4 reasons you may want to switch Medigap policies?

  1. You’re paying for benefits you don’t need.
  2. You need more benefits than you needed before.
  3. Your current Medigap policy has the right benefits, but you want to change your insurance company.
  4. Your current Medigap policy has the right benefits, but you want to find a policy that’s less expensive.

Can I switch policies?

In most cases, you won’t have a right under Federal law to switch Medigap policies, unless you’re eligible under a specific circumstance or guaranteed issue rights, or you’re within your 6-month Medigap open enrollment period. You don’t have to wait a certain length of time after buying your first Medigap policy before you can switch to a different Medigap policy.
 
You may still have to wait up to 6 months before that benefit will be covered, regardless of how long you have had your current Medigap policy.

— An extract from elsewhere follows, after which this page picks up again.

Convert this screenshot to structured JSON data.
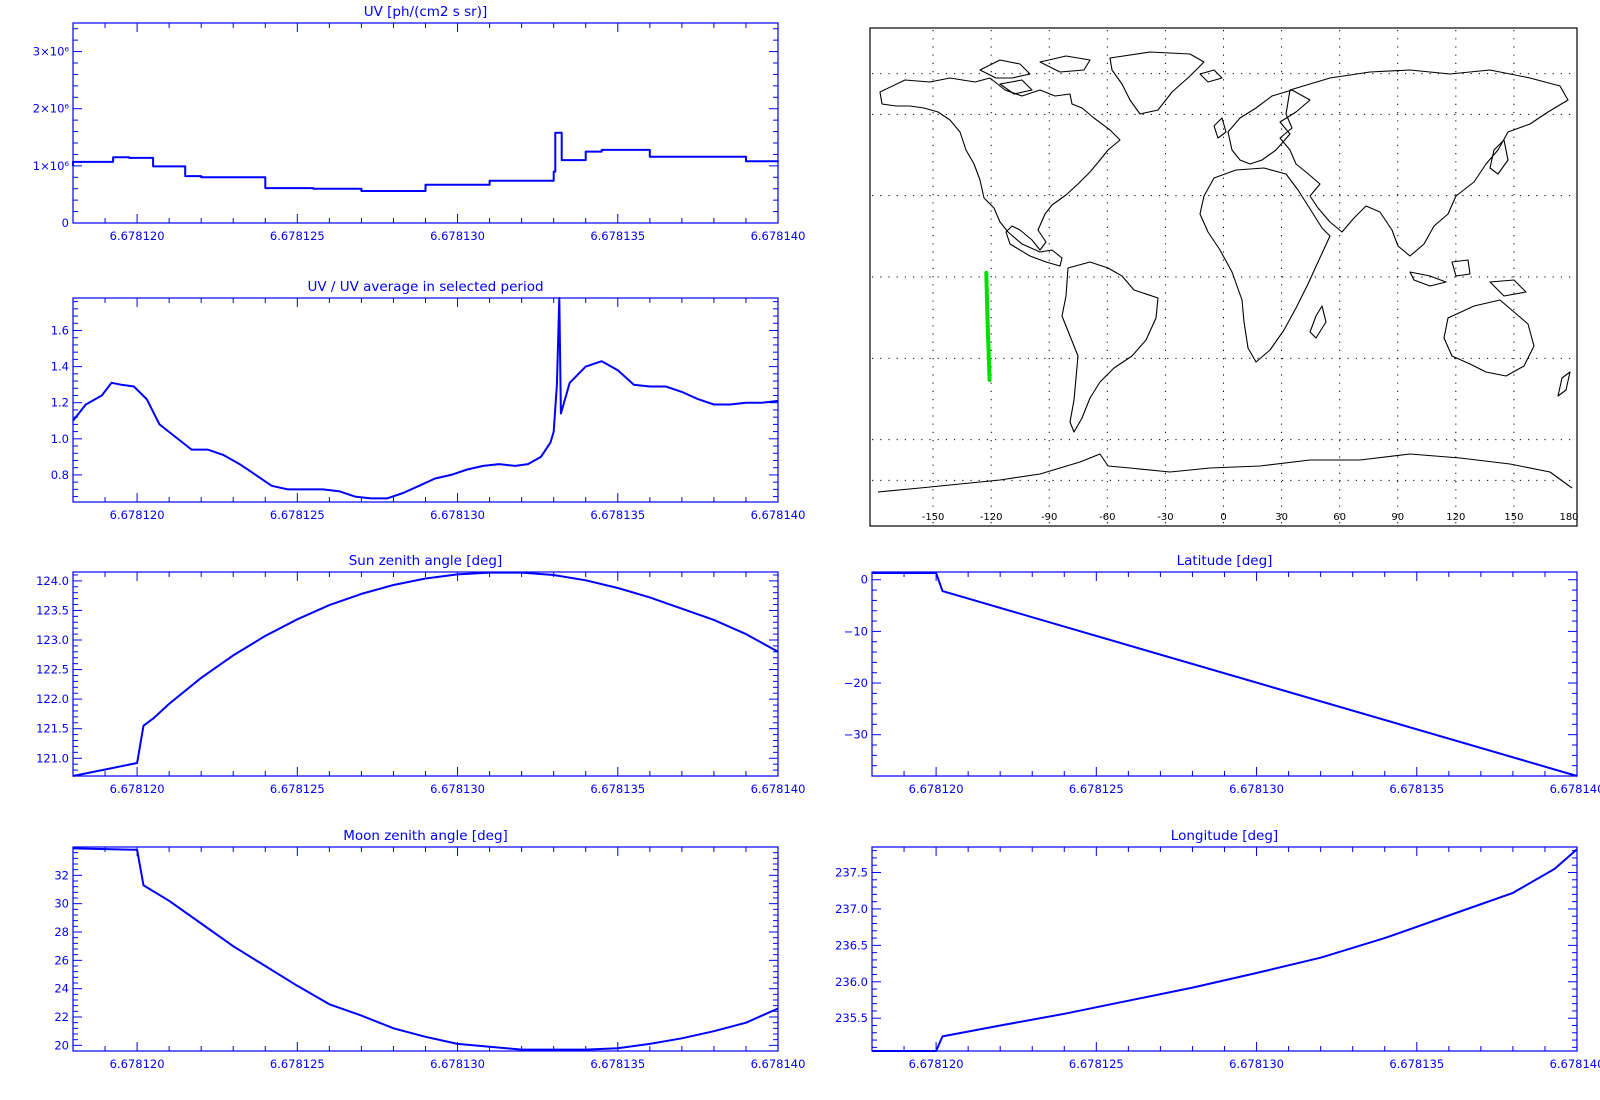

How to switch Medigap policies?

If you decide to change insurance companies, call the new insurance company and arrange to apply for your new Medigap policy. If your application is accepted, call your current insurance company, and ask for your coverage to end. The insurance company can tell you how to submit a request to end your coverage.

Medigap free-look period

You have 30 days to decide if you want to keep the new Medigap policy. This is called your “free look period.” The 30-day free look period starts when you get your new Medigap policy. You’ll need to pay both premiums for one month.
 
Don’t cancel your first Medigap policy until you’ve decided to keep the second Medigap policy. On the application for the new Medigap policy, you’ll have to promise that you’ll cancel your first policy.